In studying the anti-mannan antibodies longitudinally in serial serum samples of three immunocompromised patients, it was observed that anti-mannan antibodies started to increase shortly after the moment that cultures of deep-tissue sites became positive with Candida albicans. The mean anti-mannan antibody titers determined in a group of 36 immunocompromised patients with invasive candidiasis increased within two weeks after the probable onset of invasive candidiasis. In contrast, anti-mannan antibody levels in serial serum samples of 14 immunocompromised patients who were only colonized with C. albicans remained stable or decreased over time. The HA test measuring the anti-mannan antibodies was 64% sensitive and 89% specific in determining invasive candidiasis. In contrast, antibodies specific for candidal cytoplasmic antigens or enolase alone were of little value in confirming invasive candidiasis in these immunocompromised patients.

Genetic organization and mRNA expression of enolase genes of Candida albicans

In previous work, we cloned a Candida albicans cDNA for the glycolytic enzyme enolase and found a single, abundant enolase transcript on Northern (RNA) blots and a single protein on immunoblots, using antiserum raised against a recombinant enolase fusion protein. Because C. albicans enolase is abundantly produced during infection and elicits strong host immune responses, the mechanisms regulating enolase production are important for understanding the growth of C. albicans in vivo. To obtain more information on enolase gene expression by C. albicans, we used the enolase cDNA clone to investigate the genetic organization of enolase genes and the steady-state levels of enolase mRNA under several growth conditions. Gene disruption techniques in combination with Southern blot analyses of genomic DNA showed the presence of two enolase gene loci that could be distinguished by the locations of ClaI and Mn/I sites in their 3' flanking regions. Enolase steady-state mRNA levels were greatest during the middle phase of the logarithmic growth curve and were low during stationary phase. Minimal differences in enolase mRNA levels between yeast cells and hyphae were found. Propagation of C. albicans in glucose did not cause increased enolase mRNA levels compared with growth in a nonfermentable carbon source (pyruvate). It was concluded that two gene loci exist for C. albicans enolase and that enolase mRNA is constitutively produced at high levels during active metabolism.
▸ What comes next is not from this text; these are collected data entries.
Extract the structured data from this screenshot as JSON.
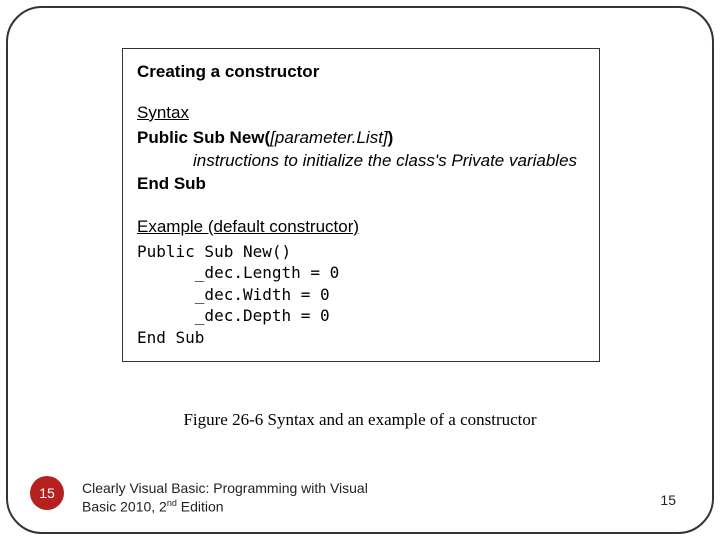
{
  "box": {
    "title": "Creating a constructor",
    "syntax_label": "Syntax",
    "sig_prefix": "Public Sub New(",
    "sig_param": "[parameter.List]",
    "sig_suffix": ")",
    "instructions": "instructions to initialize the class's Private variables",
    "end_sub": "End Sub",
    "example_label": "Example (default constructor)",
    "code_line1": "Public Sub New()",
    "code_line2": "      _dec.Length = 0",
    "code_line3": "      _dec.Width = 0",
    "code_line4": "      _dec.Depth = 0",
    "code_line5": "End Sub"
  },
  "caption": "Figure 26-6 Syntax and an example of a constructor",
  "badge": "15",
  "footer_line1": "Clearly Visual Basic: Programming with Visual",
  "footer_line2a": "Basic 2010, 2",
  "footer_line2b": "nd",
  "footer_line2c": " Edition",
  "page_num": "15"
}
Diagnostic value of anti-Candida enolase antibodies

An immunodominant antigen with enolase enzyme activity was purified and used for the development of an assay to detect antibodies directed against this antigen in sera from patients with either invasive candidiasis or Candida colonization. The Au enzyme-linked immunosorbent assay established with the Candida enolase antigen was able to discriminate significantly between invasive candidiasis and colonization in both immunocompetent and immunodeficient groups of patients. The test had a sensitivity of 50% and a specificity of 86% in the immunocompetent patient group. In the immunodeficient patient group, a sensitivity of 53% and a specificity of 78% were established. Antibody levels determined by a counterimmunoelectrophoresis assay with the same set of sera resulted in a better sensitivity for sera from the immunocompetent patient group but a lower specificity, i.e., 80 and 29%, respectively. The counterimmunoelectrophoresis assay of sera from the immunodeficient patient group was not able to discriminate significantly between invasive candidiasis and colonization. With the use of more serum from each patient, the sensitivity of the antibody detection assays increased, while the specificity was maintained. The increase, however, was not statistically significant. Combining the results of the antibody assays with antigen titers obtained by the Cand-Tec assay did not improve the predictive value with respect to invasive candidiasis, as determined by multivariance regression analysis. Furthermore, it was demonstrated by performance of Western blots (immunoblots) that sera from patients as well as a rabbit antiserum cross-reacted with the Candida enolase and baker's yeast enolase enzyme. However, by tandem crossed immunoelectrophoresis it was demonstrated that the antibodies were directed toward different epitopes of the antigen.